Amateur Investigations of The Kaggle Chicago West Nile Virus Dataset
West Nile Virus, far from its discovery in Uganda, has recently become a recurring problem for the unfortunate people of Chicago. The Chicago West Nile dataset on kaggle, compiled by the Chicago Department of Public Health, allows data scientists of all levels to try their hand at predicting the presence of WNV in collected mosquitos at traps in the city at different dates throughout mosquito season. To accomplish this, modelers fit classifiers on training data — entries chronologically preceding testing data— that includes the locations of traps, date of collection, species of mosquito in the trap, and whether the collected mosquitos were viral hosts. A good classifier identifies salient predictors in the training data and assigns accurate probabilities to entries in the testing set, where the incidence of WNV is unknown. The specific scoring metric for the kaggle competition is called a ROC Curve, which plots your predictions based on their true and false positive rates. A baseline prediction in a ROC curve has as many false positive predictions as true positive predictions and has an area of .5.

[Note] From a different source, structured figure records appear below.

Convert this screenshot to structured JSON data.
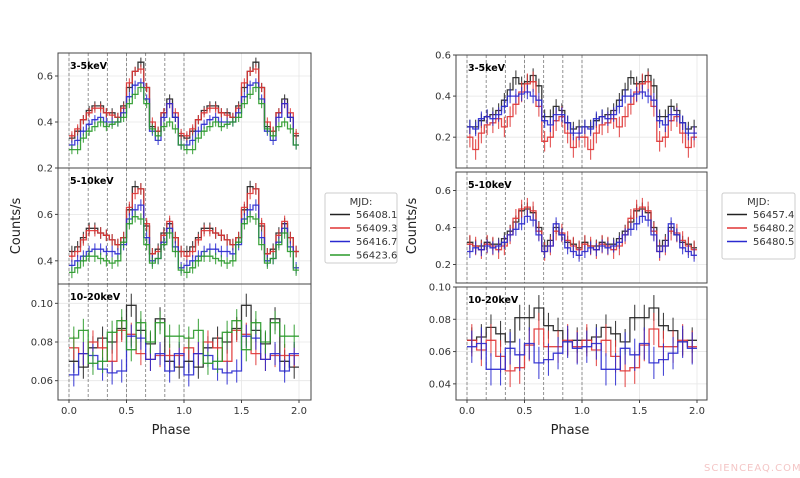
{
  "chart_data": [
    {
      "type": "line",
      "step": true,
      "xlabel": "Phase",
      "ylabel": "Counts/s",
      "xlim": [
        0,
        2
      ],
      "xtick_labels": [
        "0.0",
        "0.5",
        "1.0",
        "1.5",
        "2.0"
      ],
      "cycles_shown": 2,
      "dashed_phase_lines": [
        0,
        0.1667,
        0.3333,
        0.5,
        0.6667,
        0.8333,
        1.0
      ],
      "grid": true,
      "legend": {
        "title": "MJD:",
        "placement": "right",
        "entries": [
          "56408.1",
          "56409.3",
          "56416.7",
          "56423.6"
        ]
      },
      "panels": [
        {
          "label": "3-5keV",
          "ylim": [
            0.2,
            0.7
          ],
          "yticks": [
            0.2,
            0.4,
            0.6
          ],
          "ytick_labels": [
            "0.2",
            "0.4",
            "0.6"
          ],
          "bins_per_cycle": 20,
          "series": [
            {
              "name": "56408.1",
              "color": "#222222",
              "err": 0.02,
              "values": [
                0.33,
                0.36,
                0.41,
                0.45,
                0.47,
                0.47,
                0.44,
                0.44,
                0.42,
                0.47,
                0.55,
                0.62,
                0.66,
                0.55,
                0.38,
                0.36,
                0.44,
                0.5,
                0.42,
                0.34
              ]
            },
            {
              "name": "56409.3",
              "color": "#e03535",
              "err": 0.02,
              "values": [
                0.34,
                0.37,
                0.41,
                0.44,
                0.46,
                0.46,
                0.44,
                0.43,
                0.42,
                0.46,
                0.57,
                0.62,
                0.63,
                0.55,
                0.4,
                0.36,
                0.44,
                0.48,
                0.44,
                0.35
              ]
            },
            {
              "name": "56416.7",
              "color": "#2a2ad0",
              "err": 0.02,
              "values": [
                0.3,
                0.32,
                0.36,
                0.39,
                0.41,
                0.42,
                0.4,
                0.4,
                0.4,
                0.44,
                0.51,
                0.56,
                0.57,
                0.5,
                0.36,
                0.32,
                0.42,
                0.48,
                0.42,
                0.3
              ]
            },
            {
              "name": "56423.6",
              "color": "#2a9a2a",
              "err": 0.02,
              "values": [
                0.28,
                0.28,
                0.33,
                0.36,
                0.38,
                0.4,
                0.38,
                0.39,
                0.4,
                0.42,
                0.48,
                0.52,
                0.55,
                0.48,
                0.37,
                0.34,
                0.38,
                0.4,
                0.37,
                0.3
              ]
            }
          ]
        },
        {
          "label": "5-10keV",
          "ylim": [
            0.3,
            0.8
          ],
          "yticks": [
            0.4,
            0.6
          ],
          "ytick_labels": [
            "0.4",
            "0.6"
          ],
          "bins_per_cycle": 20,
          "series": [
            {
              "name": "56408.1",
              "color": "#222222",
              "err": 0.025,
              "values": [
                0.44,
                0.46,
                0.5,
                0.54,
                0.54,
                0.52,
                0.51,
                0.49,
                0.47,
                0.5,
                0.62,
                0.72,
                0.71,
                0.55,
                0.43,
                0.45,
                0.52,
                0.56,
                0.5,
                0.44
              ]
            },
            {
              "name": "56409.3",
              "color": "#e03535",
              "err": 0.025,
              "values": [
                0.42,
                0.44,
                0.49,
                0.53,
                0.53,
                0.52,
                0.51,
                0.49,
                0.47,
                0.5,
                0.63,
                0.69,
                0.71,
                0.56,
                0.43,
                0.44,
                0.51,
                0.57,
                0.5,
                0.44
              ]
            },
            {
              "name": "56416.7",
              "color": "#2a2ad0",
              "err": 0.025,
              "values": [
                0.38,
                0.4,
                0.42,
                0.44,
                0.45,
                0.45,
                0.44,
                0.44,
                0.43,
                0.47,
                0.58,
                0.62,
                0.64,
                0.5,
                0.4,
                0.41,
                0.48,
                0.54,
                0.46,
                0.37
              ]
            },
            {
              "name": "56423.6",
              "color": "#2a9a2a",
              "err": 0.025,
              "values": [
                0.35,
                0.37,
                0.4,
                0.42,
                0.42,
                0.41,
                0.4,
                0.39,
                0.4,
                0.48,
                0.56,
                0.59,
                0.58,
                0.47,
                0.39,
                0.41,
                0.47,
                0.52,
                0.44,
                0.36
              ]
            }
          ]
        },
        {
          "label": "10-20keV",
          "ylim": [
            0.05,
            0.11
          ],
          "yticks": [
            0.06,
            0.08,
            0.1
          ],
          "ytick_labels": [
            "0.06",
            "0.08",
            "0.10"
          ],
          "bins_per_cycle": 12,
          "series": [
            {
              "name": "56408.1",
              "color": "#222222",
              "err": 0.006,
              "values": [
                0.07,
                0.067,
                0.077,
                0.082,
                0.08,
                0.087,
                0.099,
                0.086,
                0.079,
                0.092,
                0.07,
                0.067
              ]
            },
            {
              "name": "56409.3",
              "color": "#e03535",
              "err": 0.006,
              "values": [
                0.077,
                0.074,
                0.08,
                0.077,
                0.07,
                0.086,
                0.084,
                0.074,
                0.071,
                0.073,
                0.073,
                0.073
              ]
            },
            {
              "name": "56416.7",
              "color": "#2a2ad0",
              "err": 0.006,
              "values": [
                0.063,
                0.074,
                0.073,
                0.066,
                0.064,
                0.065,
                0.083,
                0.082,
                0.071,
                0.074,
                0.065,
                0.074
              ]
            },
            {
              "name": "56423.6",
              "color": "#2a9a2a",
              "err": 0.006,
              "values": [
                0.082,
                0.086,
                0.069,
                0.07,
                0.085,
                0.091,
                0.076,
                0.09,
                0.08,
                0.09,
                0.083,
                0.083
              ]
            }
          ]
        }
      ]
    },
    {
      "type": "line",
      "step": true,
      "xlabel": "Phase",
      "ylabel": "Counts/s",
      "xlim": [
        0,
        2
      ],
      "xtick_labels": [
        "0.0",
        "0.5",
        "1.0",
        "1.5",
        "2.0"
      ],
      "cycles_shown": 2,
      "dashed_phase_lines": [
        0,
        0.1667,
        0.3333,
        0.5,
        0.6667,
        0.8333,
        1.0
      ],
      "grid": true,
      "legend": {
        "title": "MJD:",
        "placement": "right",
        "entries": [
          "56457.4",
          "56480.2",
          "56480.5"
        ]
      },
      "panels": [
        {
          "label": "3-5keV",
          "ylim": [
            0.05,
            0.6
          ],
          "yticks": [
            0.2,
            0.4,
            0.6
          ],
          "ytick_labels": [
            "0.2",
            "0.4",
            "0.6"
          ],
          "bins_per_cycle": 20,
          "series": [
            {
              "name": "56457.4",
              "color": "#222222",
              "err": 0.035,
              "values": [
                0.25,
                0.25,
                0.28,
                0.3,
                0.31,
                0.33,
                0.38,
                0.43,
                0.49,
                0.46,
                0.47,
                0.5,
                0.45,
                0.3,
                0.3,
                0.35,
                0.33,
                0.27,
                0.24,
                0.25
              ]
            },
            {
              "name": "56480.2",
              "color": "#e03535",
              "err": 0.05,
              "values": [
                0.2,
                0.14,
                0.22,
                0.26,
                0.27,
                0.29,
                0.25,
                0.3,
                0.36,
                0.42,
                0.46,
                0.47,
                0.35,
                0.18,
                0.2,
                0.28,
                0.3,
                0.22,
                0.15,
                0.2
              ]
            },
            {
              "name": "56480.5",
              "color": "#2a2ad0",
              "err": 0.035,
              "values": [
                0.25,
                0.24,
                0.29,
                0.3,
                0.29,
                0.31,
                0.35,
                0.4,
                0.4,
                0.41,
                0.42,
                0.4,
                0.38,
                0.28,
                0.26,
                0.31,
                0.31,
                0.27,
                0.22,
                0.22
              ]
            }
          ]
        },
        {
          "label": "5-10keV",
          "ylim": [
            0.1,
            0.7
          ],
          "yticks": [
            0.2,
            0.4,
            0.6
          ],
          "ytick_labels": [
            "0.2",
            "0.4",
            "0.6"
          ],
          "bins_per_cycle": 20,
          "series": [
            {
              "name": "56457.4",
              "color": "#222222",
              "err": 0.035,
              "values": [
                0.32,
                0.3,
                0.3,
                0.32,
                0.31,
                0.31,
                0.34,
                0.38,
                0.43,
                0.49,
                0.5,
                0.48,
                0.4,
                0.3,
                0.33,
                0.4,
                0.36,
                0.32,
                0.31,
                0.29
              ]
            },
            {
              "name": "56480.2",
              "color": "#e03535",
              "err": 0.05,
              "values": [
                0.31,
                0.3,
                0.28,
                0.31,
                0.3,
                0.28,
                0.3,
                0.36,
                0.45,
                0.5,
                0.51,
                0.49,
                0.38,
                0.27,
                0.3,
                0.38,
                0.37,
                0.33,
                0.3,
                0.28
              ]
            },
            {
              "name": "56480.5",
              "color": "#2a2ad0",
              "err": 0.035,
              "values": [
                0.27,
                0.29,
                0.28,
                0.3,
                0.29,
                0.3,
                0.32,
                0.36,
                0.39,
                0.42,
                0.46,
                0.44,
                0.36,
                0.27,
                0.3,
                0.42,
                0.36,
                0.29,
                0.27,
                0.25
              ]
            }
          ]
        },
        {
          "label": "10-20keV",
          "ylim": [
            0.03,
            0.1
          ],
          "yticks": [
            0.04,
            0.06,
            0.08,
            0.1
          ],
          "ytick_labels": [
            "0.04",
            "0.06",
            "0.08",
            "0.10"
          ],
          "bins_per_cycle": 12,
          "series": [
            {
              "name": "56457.4",
              "color": "#222222",
              "err": 0.008,
              "values": [
                0.067,
                0.069,
                0.075,
                0.071,
                0.066,
                0.081,
                0.081,
                0.087,
                0.076,
                0.073,
                0.066,
                0.067
              ]
            },
            {
              "name": "56480.2",
              "color": "#e03535",
              "err": 0.01,
              "values": [
                0.067,
                0.061,
                0.067,
                0.057,
                0.048,
                0.05,
                0.064,
                0.074,
                0.063,
                0.063,
                0.067,
                0.063
              ]
            },
            {
              "name": "56480.5",
              "color": "#2a2ad0",
              "err": 0.01,
              "values": [
                0.063,
                0.065,
                0.049,
                0.049,
                0.062,
                0.058,
                0.065,
                0.053,
                0.055,
                0.059,
                0.066,
                0.062
              ]
            }
          ]
        }
      ]
    }
  ],
  "watermark": "SCIENCEAQ.COM"
}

Being in my fifth week of General Assembly Boston’s Data Science Immersive, and time limited to less than a day, I was intent on building a classifier that beat the baseline number. The kaggle datasets also include Chicago’s weather and spray data for the dates in question, but I initially (and, it turns out, ultimately) ignored those in favor of getting a result first. Sparing you the fits and starts, I built a basic logistic regression that clustered traps, mosquito species, and blocks into two groups. The idea with these groups was to signal the likelihood of WNV recurring and correspondingly tamp down the likelihood of first time incidence. Regarding model selection, logistic regression offered both better performance than k-nearest neighbors, another classifier, as well as interpretable results.
With respect to the model features, in the case of the traps and blocks, I simply looked for any past incidence of WNV, grouping those exposed and those not. The majority, but not all, traps in Chicago had seen exposure. As for mosquitos, the majority in the testing data were either Culex Pipiens, Culex Pipiens/Restuan, or Culex Restuan. Mosquito species including Culex Pipiens yielded 3–4x higher rates of WNV presence than Culex Restuan, and other mosquitos in the sample demonstrated no WNV presence at all. While a quick search reveals that the other Culex types were also carriers, the virus is most famously associated, at least in the Chicago area, with Culex Pipiens and Culex Restuan. For the regression, I made the assumption that the other types of mosquitos were unlikely carriers, and likewise that Culex Restuan was a markedly less likely carrier of WNV. I grouped the Pipiens mosquitos together and put the other mosquitos species in a second group. Lastly, and rounding out the list, I retained the raw latitude and longitude integer values as predictors.
Indeed, past incidence of WNV in a trap was far and away the highest weighted coefficient in the regression, with mosquito species a clear second. Grouping blocks, traps, and species can get you to a classifier that substantively beats the baseline, and you can see roughly how far I got in the ROC Curve above. (That score is on the training data— the testing data includes new traps, blocks, and mosquitos species types, so a model won’t retain it’s efficacy unless it classifies new cases as well as cases in the training set, which have the benefit of indicating whether WNV was present.) But a better classifier would take into account the aforementioned weather and spray data, location data about WNV hotspots, mosquito gestation cycles, and information about the likelihood of carrying WNV by mosquito type, among a seemingly infinite number of other factors. My classmates included some of this information in their submissions, and scored higher than I did, but at a razor thin margin and enabled by an extension of our deadline. The lesson being that more and better data can yield a better model and yet the added features can easily amount to so much complexity and noise.